Establishing an allowance that works for their family
Before they got their own debit cards, Charlie and Jacob—like most kids—bugged Sallie to buy things for them on a regular basis.
“I found that by giving them a regular allowance, it actually saved me money, and a tonne of annoyance," she explains. “If they wanted a snack or toy at the store, they started buying it themselves and stopped asking me to buy them stuff. If they didn't have any money, they didn't buy anything and didn't ask me for anything."
Some families require their children to complete chores in order to earn their allowance, but Sallie and her husband chose to give their boys a base allowance without any chore requirements, $7 for 10-year-old Jacob and $10 for 13-year-old Charlie.
“Once I decided to start giving them an allowance, we agreed they would get paid no matter what," Sallie explains. "They could earn more by doing more, but they would get the $7 and $10 just for breathing. In exchange, I would no longer buy them treats or toys when we were out shopping."
Financial empowerment leads to increased earnings (and savings)
Today, Charlie and Jacob are 16 and 13, and their skills for earning and managing money continue to expand. Since they began getting a weekly allowance via GoHenry, both boys have developed the discipline to save up for the items they want to purchase, and they've worked to earn additional funds to add to their allowance.
Since they were toddlers, Charlie and Jacob have helped their parents in the family business. Their father is a third-generation stone carver who works on cemetery monuments, civic memorials, architectural stone, and conservation and restoration of stone buildings and memorials.

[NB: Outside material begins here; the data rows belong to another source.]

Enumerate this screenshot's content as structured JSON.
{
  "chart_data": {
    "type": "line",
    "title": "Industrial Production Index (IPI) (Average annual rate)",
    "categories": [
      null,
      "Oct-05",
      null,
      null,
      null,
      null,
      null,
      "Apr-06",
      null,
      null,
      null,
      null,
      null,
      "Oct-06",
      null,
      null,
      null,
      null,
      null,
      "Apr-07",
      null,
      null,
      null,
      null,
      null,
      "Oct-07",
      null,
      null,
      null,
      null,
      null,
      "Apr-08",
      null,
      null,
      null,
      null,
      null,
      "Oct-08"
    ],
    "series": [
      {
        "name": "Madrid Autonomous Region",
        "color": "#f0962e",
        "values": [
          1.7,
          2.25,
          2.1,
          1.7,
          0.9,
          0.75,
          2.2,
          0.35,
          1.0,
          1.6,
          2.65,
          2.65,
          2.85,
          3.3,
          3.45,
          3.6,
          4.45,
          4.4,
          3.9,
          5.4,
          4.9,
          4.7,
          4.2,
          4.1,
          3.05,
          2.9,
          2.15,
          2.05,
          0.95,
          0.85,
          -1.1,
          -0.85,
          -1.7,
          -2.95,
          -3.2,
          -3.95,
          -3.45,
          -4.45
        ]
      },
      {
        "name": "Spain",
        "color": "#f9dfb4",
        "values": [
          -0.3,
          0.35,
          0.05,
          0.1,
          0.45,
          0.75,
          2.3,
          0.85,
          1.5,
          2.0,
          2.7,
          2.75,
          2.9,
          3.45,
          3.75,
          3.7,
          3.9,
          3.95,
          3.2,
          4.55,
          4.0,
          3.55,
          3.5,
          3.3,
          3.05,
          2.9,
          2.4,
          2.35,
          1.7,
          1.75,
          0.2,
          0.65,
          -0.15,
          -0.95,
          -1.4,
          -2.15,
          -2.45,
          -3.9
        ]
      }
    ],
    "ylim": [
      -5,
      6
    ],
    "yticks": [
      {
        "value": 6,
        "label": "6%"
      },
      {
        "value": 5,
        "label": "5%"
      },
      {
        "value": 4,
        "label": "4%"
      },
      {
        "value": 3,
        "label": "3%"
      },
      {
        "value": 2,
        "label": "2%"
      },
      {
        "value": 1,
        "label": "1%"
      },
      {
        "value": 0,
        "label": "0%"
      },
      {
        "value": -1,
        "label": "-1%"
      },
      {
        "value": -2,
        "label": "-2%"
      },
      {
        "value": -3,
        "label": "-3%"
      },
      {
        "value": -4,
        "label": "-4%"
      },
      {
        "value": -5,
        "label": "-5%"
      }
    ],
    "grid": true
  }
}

Starting at 3 years old, the boys would help their mother clean up materials after their father sandblasted stone. As they've grown, both boys have worked in the family business for pay.
In fact, for the past two summers, Charlie and Jacob have worked a regular workweek. “They make $10 an hour," Sallie says. “It has been fun to watch them develop as workers and become more and more useful."
With more ways for kids to make money, Sallie's sons have become great savers. For example, Charlie saved up $1400 for a computer and often saves up for dirt bike accessories. Jacob is usually saving for an Airsoft gun or video gaming system.
“Once Jacob puts money aside, he will not move it out of savings," she says. “He is currently saving for a computer. I kept having to up the spending limits on the card for him because he saves up for some pretty big purchases."
Earning money and having their own kids debit card has given Sallie's sons the freedom to manage their own money and develop valuable financial skills.